En plus je ne sais même pas si le message te parviendras un jour, les
prises de tronches Internet habituelles. Je suis un peu au bout du
rouleau compresseur du système en ce moment, alors je tente le monde
électronique pour trouver un espoir de refaire surface, en me figurant
qu'on peu contacter les artistes qui nous font délirer pour exister un
court instant.
La France est tellement dépourvu, consensuelle, étriqué derrière des
illusions de liberté, que les artistes subversifs qui réussissent à
percuter ont trop de mérite. depuis tes sketches à la Franklin,
jusqu'au prodigieux irréversible, en passant par le fracassant bernée,
c'est du cramage de tête. En ce moment je tangue entre la vie et
la mort, je me débat encore un peu; réflexe de survie sans doute.
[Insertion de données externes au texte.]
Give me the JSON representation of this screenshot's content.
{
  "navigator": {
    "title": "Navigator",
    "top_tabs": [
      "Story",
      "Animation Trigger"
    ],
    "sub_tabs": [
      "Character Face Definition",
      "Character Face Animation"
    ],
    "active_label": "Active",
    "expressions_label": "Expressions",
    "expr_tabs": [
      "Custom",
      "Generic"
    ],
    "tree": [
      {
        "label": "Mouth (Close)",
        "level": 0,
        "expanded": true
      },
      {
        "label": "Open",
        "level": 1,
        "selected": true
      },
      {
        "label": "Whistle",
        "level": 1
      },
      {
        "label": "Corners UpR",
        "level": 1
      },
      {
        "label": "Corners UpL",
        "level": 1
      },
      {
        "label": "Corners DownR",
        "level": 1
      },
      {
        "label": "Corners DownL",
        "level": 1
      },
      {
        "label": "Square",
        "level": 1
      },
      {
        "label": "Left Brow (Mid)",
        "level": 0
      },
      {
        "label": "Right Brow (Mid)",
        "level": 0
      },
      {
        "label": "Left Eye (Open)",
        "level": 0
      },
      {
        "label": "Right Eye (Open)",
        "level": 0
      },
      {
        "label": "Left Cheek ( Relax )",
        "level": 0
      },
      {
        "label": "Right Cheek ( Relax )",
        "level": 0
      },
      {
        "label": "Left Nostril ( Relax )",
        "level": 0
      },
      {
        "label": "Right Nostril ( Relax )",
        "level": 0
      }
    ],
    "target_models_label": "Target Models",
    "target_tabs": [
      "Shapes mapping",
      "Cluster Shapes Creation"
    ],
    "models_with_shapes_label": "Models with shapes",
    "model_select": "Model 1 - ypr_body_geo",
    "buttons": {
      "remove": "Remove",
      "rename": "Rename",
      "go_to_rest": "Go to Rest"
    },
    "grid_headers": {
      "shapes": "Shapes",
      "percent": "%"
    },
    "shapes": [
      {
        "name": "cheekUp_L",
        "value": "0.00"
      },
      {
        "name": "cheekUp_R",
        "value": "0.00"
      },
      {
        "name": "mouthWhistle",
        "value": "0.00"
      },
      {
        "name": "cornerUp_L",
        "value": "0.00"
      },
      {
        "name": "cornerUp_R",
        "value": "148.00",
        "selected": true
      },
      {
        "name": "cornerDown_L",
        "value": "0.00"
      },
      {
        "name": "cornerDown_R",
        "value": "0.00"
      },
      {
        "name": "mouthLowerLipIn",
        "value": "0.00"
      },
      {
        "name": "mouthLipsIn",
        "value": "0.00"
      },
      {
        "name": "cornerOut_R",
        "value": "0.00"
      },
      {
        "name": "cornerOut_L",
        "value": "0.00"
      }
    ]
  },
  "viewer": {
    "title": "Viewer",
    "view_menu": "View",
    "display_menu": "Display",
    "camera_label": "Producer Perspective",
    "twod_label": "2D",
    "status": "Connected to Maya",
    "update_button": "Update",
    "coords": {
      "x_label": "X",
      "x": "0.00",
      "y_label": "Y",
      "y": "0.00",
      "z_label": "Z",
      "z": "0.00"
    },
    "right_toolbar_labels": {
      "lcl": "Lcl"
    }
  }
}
Marié , père du p'tit gars Léo, jeté comme une merde au chômage par une
bande fonctionnaire assassin, ç'a chie vraiment dans ma tronche.
Mon alcoolisme chronique se transforme à la jim Morrison, moins les
thunes, ce soir j'ai renversé half a glass of whisky récupérable avec
une éponge, j'ai choisi ma langue. Merci a tous les acharnés de la
vrai vie, pour m'avoir convaincu que le genre humain n'est pas
totalement insensé.
Merci aussi , dans le désordre artistique à Kubrick, Burton, Carpenter,
Gilliams, Pen, Nöe, Turturro, Aronofsky. Mon film préféré resteras shining,
malgré la centaine d'autres que j'ai pu apprécier, juste devant Taxi
driver. I wish you to be yourself till the end.